Jan. 3, 2020
On 10 December 2019, startup accelerator Startlife and seed company Limagrain announced a partnership for a close collaboration in the next three years. The partnership is aimed at moving agriculture forward to meet the huge food challenges that our world faces. Limagrain will benefit from early access to innovative projects from qualified startups, dealing with all the value chain regarding agriculture, emerging technologies, new processes and new food products fitting with strategic needs.
Fulfilling global food needs
The partnership between Limagrain and StartLife will help face the challenge to feed close to 10 billion people by 2050. “In order to fill our global food needs we must increase our agricultural production by more than 70%, whilst taking climate changes into account and preserving our invaluable natural resources at the same time. This partnership will also aid in developing and improving agriculture practices, for everybody and everywhere and in accelerating innovative and responsible agri-food solutions”, says Valérie Mazza, head of Scientific Affairs and Innovation of Limagrain.

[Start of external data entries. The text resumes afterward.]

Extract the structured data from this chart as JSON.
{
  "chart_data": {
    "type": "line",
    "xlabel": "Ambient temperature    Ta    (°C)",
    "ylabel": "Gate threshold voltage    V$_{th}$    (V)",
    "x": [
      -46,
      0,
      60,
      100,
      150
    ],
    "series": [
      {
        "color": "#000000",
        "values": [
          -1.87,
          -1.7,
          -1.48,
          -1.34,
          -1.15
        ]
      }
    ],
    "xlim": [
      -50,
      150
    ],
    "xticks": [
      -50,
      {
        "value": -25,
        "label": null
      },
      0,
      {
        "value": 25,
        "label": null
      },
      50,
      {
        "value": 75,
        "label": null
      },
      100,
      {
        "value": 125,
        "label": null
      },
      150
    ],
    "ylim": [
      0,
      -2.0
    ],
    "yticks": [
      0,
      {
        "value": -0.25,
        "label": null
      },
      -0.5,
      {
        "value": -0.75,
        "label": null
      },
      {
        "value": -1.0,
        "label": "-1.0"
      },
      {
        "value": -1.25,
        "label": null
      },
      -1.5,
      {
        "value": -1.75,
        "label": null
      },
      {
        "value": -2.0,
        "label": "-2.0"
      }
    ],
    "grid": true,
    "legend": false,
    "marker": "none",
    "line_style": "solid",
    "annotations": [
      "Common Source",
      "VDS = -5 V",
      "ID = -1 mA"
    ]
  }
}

Innovation and scouting partner
StartLife, which is based on Wageningen Campus, the heart of Foodvalley, will be Limagrain’s innovation and scouting partner. The accelerator will support Limagrain to further expand its innovation ecosystem by acting as a connector and early startup innovation enabler with agri-entrepreneurs. Valérie Mazza: “We chose StartLife as our partner because they are the leading food and agritech startup accelerator in Europe and have a great track record as intermediary between corporates and startups.”
Opening doors for startups
Jan Meiling, managing director of StartLife, is also very excited to welcome Limagrain as new partner. “Entrepreneurs who enter into StartLife’s programs will immediately benefit from this partnership. It provides them with in-depth industry knowledge, capabilities to scaleup upstream technologies, access to other partners in the value chain, as well as valuable reality checks.”